Asked whether the Soul, which is currently priced from $26,990 plus on-road costs, could be repositioned below the $20,000 mark, Mr Meredith indicated the company would not dip that low but said there would be a price reduction.

“I’m not quite sure $19,990 but somewhere in between (that and current pricing) is what we’d be looking at. It’s probably a matter for us to get the strategy in place to get what (the factory volume) we asked for.
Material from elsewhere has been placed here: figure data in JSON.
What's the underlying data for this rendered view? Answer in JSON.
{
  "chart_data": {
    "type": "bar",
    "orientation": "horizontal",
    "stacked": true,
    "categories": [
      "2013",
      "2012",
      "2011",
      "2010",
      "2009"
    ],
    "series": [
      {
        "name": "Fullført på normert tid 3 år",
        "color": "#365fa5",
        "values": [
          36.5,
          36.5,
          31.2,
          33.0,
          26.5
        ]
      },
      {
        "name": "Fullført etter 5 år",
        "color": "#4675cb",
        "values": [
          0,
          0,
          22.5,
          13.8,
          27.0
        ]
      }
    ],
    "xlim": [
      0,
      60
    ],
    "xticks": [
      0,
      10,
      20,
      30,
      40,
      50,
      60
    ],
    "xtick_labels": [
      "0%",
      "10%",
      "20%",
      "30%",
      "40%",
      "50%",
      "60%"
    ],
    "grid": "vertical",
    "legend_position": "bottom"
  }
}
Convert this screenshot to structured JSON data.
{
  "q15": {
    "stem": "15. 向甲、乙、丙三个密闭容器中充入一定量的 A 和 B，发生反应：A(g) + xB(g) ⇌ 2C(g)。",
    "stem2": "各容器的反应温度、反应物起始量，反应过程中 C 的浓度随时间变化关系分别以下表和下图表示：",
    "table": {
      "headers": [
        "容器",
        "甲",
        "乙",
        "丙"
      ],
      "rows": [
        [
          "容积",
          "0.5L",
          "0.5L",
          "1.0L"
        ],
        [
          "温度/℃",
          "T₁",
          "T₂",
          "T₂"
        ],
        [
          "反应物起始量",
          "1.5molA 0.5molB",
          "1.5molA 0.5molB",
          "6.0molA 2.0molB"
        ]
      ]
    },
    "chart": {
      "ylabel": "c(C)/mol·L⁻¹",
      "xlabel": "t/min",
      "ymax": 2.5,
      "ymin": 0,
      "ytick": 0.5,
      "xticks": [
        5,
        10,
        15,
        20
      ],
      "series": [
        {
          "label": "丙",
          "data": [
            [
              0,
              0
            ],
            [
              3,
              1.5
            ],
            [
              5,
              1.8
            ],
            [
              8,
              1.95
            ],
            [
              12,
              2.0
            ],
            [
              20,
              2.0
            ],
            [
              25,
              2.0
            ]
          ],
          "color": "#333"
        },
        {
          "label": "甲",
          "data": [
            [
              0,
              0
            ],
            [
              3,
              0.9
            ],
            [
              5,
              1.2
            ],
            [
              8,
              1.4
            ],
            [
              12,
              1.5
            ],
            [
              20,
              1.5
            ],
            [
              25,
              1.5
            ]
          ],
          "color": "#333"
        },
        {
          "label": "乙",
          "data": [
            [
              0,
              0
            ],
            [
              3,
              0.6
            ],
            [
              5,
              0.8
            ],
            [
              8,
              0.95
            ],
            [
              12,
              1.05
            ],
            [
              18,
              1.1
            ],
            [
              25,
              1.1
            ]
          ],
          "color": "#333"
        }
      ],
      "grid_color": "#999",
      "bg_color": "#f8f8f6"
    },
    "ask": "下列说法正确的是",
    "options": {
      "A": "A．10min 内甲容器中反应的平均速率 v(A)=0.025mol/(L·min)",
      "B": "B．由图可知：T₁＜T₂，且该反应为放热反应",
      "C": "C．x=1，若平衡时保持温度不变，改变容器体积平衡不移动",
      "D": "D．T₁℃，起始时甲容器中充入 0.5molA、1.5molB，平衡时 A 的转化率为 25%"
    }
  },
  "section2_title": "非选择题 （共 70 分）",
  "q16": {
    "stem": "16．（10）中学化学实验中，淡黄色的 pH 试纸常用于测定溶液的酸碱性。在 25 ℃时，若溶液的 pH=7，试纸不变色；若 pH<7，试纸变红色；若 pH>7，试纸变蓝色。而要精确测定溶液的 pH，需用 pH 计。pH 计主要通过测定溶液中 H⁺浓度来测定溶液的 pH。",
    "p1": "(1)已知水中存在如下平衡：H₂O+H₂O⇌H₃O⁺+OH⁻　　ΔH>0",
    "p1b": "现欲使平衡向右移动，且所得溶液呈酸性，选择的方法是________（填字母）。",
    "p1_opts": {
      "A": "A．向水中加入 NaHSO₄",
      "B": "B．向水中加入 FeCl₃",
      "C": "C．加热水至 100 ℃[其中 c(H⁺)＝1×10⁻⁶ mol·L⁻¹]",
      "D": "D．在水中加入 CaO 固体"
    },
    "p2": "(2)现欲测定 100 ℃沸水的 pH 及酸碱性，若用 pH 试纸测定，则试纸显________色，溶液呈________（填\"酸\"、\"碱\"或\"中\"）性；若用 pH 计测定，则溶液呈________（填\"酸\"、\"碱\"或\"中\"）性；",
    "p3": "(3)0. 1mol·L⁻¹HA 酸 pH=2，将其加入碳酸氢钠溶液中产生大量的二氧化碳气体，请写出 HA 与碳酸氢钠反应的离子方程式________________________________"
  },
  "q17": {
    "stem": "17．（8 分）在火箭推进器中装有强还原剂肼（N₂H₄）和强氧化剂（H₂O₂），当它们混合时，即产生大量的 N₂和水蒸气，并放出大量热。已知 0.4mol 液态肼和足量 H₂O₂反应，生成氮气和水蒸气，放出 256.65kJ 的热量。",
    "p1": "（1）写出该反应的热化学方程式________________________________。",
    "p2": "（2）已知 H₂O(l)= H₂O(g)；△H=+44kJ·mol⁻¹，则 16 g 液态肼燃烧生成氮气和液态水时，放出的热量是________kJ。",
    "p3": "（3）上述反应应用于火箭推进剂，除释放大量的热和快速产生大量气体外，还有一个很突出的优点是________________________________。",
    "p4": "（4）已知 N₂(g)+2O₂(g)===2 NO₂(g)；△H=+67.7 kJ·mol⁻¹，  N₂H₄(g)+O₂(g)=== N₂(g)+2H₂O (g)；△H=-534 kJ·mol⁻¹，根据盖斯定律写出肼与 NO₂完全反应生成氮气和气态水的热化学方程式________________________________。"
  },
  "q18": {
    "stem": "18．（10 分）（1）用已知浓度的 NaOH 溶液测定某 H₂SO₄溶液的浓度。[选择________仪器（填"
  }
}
We’re working hard on it.”

To the end of May 2016, KMAu has sold 33 Souls, a reduction of 59.3 per cent year to date and representative of less than 0.1 per cent of the sub-$40,000 small passenger-car segment as categorised by industry body VFACTS.

Mr Meredith conceded that small boxy wagons such as the Soul are unpopular in Australia.
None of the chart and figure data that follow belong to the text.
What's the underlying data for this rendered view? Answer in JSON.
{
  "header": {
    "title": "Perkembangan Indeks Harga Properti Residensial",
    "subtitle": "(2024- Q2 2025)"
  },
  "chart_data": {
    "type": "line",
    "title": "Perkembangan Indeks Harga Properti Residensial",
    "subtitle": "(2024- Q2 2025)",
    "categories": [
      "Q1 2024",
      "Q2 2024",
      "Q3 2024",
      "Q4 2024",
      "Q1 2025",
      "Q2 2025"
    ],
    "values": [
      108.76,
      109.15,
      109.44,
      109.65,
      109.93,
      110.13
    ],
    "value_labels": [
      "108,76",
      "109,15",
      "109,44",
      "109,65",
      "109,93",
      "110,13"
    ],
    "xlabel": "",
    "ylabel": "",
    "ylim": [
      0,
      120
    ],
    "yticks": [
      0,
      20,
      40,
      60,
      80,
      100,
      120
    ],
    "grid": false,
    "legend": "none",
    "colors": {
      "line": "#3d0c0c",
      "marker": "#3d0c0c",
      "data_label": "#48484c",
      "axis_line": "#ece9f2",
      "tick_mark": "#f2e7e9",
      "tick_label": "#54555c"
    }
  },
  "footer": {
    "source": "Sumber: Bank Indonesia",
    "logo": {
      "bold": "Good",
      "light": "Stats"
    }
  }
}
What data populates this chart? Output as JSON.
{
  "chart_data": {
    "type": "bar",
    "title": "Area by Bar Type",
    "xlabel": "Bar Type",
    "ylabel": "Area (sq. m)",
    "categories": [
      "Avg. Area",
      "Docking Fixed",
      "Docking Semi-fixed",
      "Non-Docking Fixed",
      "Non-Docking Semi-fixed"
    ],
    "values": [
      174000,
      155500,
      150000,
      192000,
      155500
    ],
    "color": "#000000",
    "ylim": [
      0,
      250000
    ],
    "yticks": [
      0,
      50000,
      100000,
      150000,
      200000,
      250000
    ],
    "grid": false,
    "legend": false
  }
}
“You’ve got to be very aware that if you think of that shape in Australia … I can’t think of one successful one (model),” he said, although he maintained the Soul would not follow the Pro_cee’d GT and Cerato Koup, and competitors such as the Toyota Rukus, and exit the market.
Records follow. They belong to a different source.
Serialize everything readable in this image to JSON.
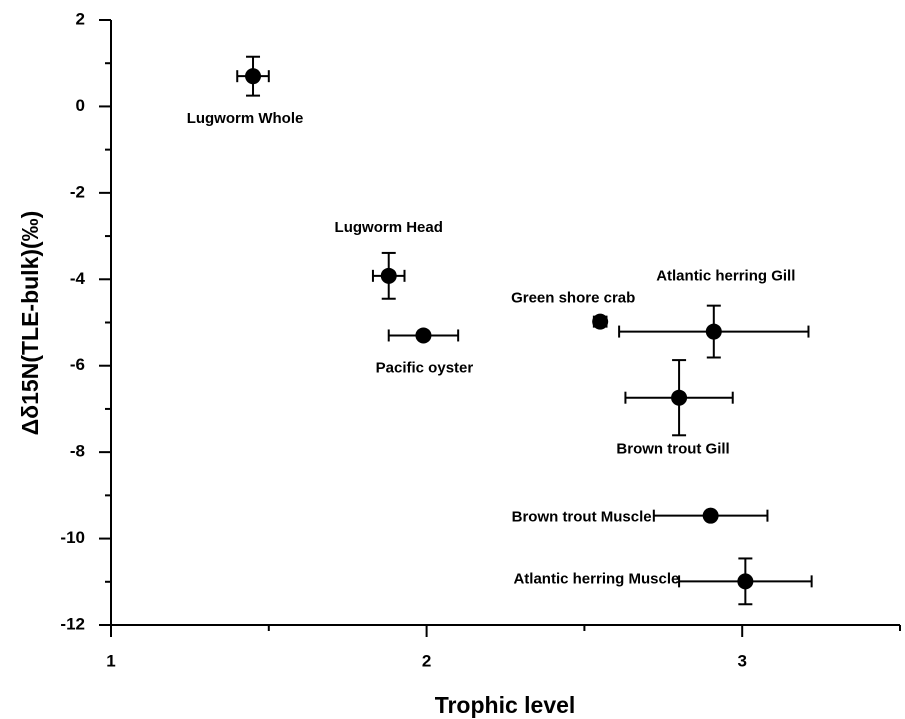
{
  "chart_data": {
    "type": "scatter",
    "x_label": "Trophic level",
    "y_label": "Δδ15N(TLE-bulk)(‰)",
    "labels": [
      "Lugworm Whole",
      "Lugworm Head",
      "Pacific oyster",
      "Green shore crab",
      "Atlantic herring Gill",
      "Brown trout Gill",
      "Brown trout Muscle",
      "Atlantic herring Muscle"
    ],
    "x": [
      1.45,
      1.88,
      1.99,
      2.55,
      2.91,
      2.8,
      2.9,
      3.01
    ],
    "y": [
      0.7,
      -3.92,
      -5.3,
      -4.98,
      -5.21,
      -6.74,
      -9.47,
      -10.99
    ],
    "xerr": [
      0.05,
      0.05,
      0.11,
      0.02,
      0.3,
      0.17,
      0.18,
      0.21
    ],
    "yerr": [
      0.45,
      0.53,
      0.05,
      0.05,
      0.6,
      0.87,
      0.05,
      0.53
    ],
    "color": "#000000",
    "xlim": [
      1,
      3.5
    ],
    "xticks": [
      1,
      2,
      3
    ],
    "xminorticks": [
      1.5,
      2.5,
      3.5
    ],
    "ylim": [
      -12,
      2
    ],
    "yticks": [
      -12,
      -10,
      -8,
      -6,
      -4,
      -2,
      0,
      2
    ],
    "yminorticks": [
      -11,
      -9,
      -7,
      -5,
      -3,
      -1,
      1
    ]
  }
}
KMAu has driveaway pricing strategies in place for its Picanto micro hatchback, Rio light hatchback and Cerato small hatchback and sedan, with each entry model equipped with an automatic transmission for less than $20,000 on road.

However Mr Meredith conceded an aggressive driveaway strategy was not currently extended to either the Soul or the Sorento large SUV.

The entry Sorento is priced from $40,990 plus on-road costs, and according toMr Meredith, “you’re looking at $44,000-$45,000 driveaway” when more popular competitors are offering sub-$40,000 deals.

“(So) do we bring in an entry driveaway point with Sorento?” Mr Meredith pondered.

“You could look at doing something from a retail point of view and getting the base model down to $39,990 driveaway, that’s an option to garner a bit of interest.”

He further confirmed that KMAu, “Would look at that from July 1 as one of the options.”“I don’t think we can be happy with 350 sales per month. We could say that 350 Sorento sales is okay, but the reality is you look at the size of the segment and what some of its direct competitors are doing, and we’ve got to do something.”

To the end of May 2016 Kia has recorded 1593 Sorento sales for a 3.4 per cent share of the sub-$70,000 large-SUV segment. South Korean rival, Hyundai's Santa Fe, has almost doubled the Kia’s volume with 3095 sales and a 6.6 per cent share in the same period.

“I’m a great believer we need to finish in the top five of every segment we compete in,” Mr Meredith continued.

“We’re a little bit off pace with Rio, which was seventh last month (May), Cerato was fifth last month which is great, Sportage was seventh I think (but) you get to Sorento and it’s 13th or 14th.

“For its ability to win awards, we should be selling a lot more … but we’ve got a bit of work to do on Sorento.”

The silver lining is that 60 per cent of Sorento buyers are choosing the flagship $55,990 Platinum version.

“People who buy the Platinum just see a great car, with great value, and they see everything in it, it’s as simple as that,” Mr Meredith said.

“What my conundrum with that is, there’s not enough of those people. So we’ve got to work really hard.”

In the passenger-car segment the new Kia Optima, which has been on-sale locally for six months, was, like the Sorento, an example of the brand selling to more buyers with higher pricing, Mr Meredith said.

“We struggled to do triple figures (in sales) with the old Optima, but the new Optima is doing between 130 and 150 (sales) per month so we’re really happy about that car.

“We think we can do a bit more, but we’re happy with that car, we believe we could get to the 200 (sales) we said we were with a bit more marketing push. I’m really happy with our private sales but our fleet list could grow a bit.”

The previous Optima was priced from $30,990 however the new model launched in November 2015 starts from $34,990 and – as with Soul and Sorento – does not yet feature a factory-backed driveaway campaign offer.

Mr Meredith added that any driveaway campaign for Sorento or other Kia models “would be tight, but as always the dealer network are pretty good and they share the wear in that regard with profit margins.”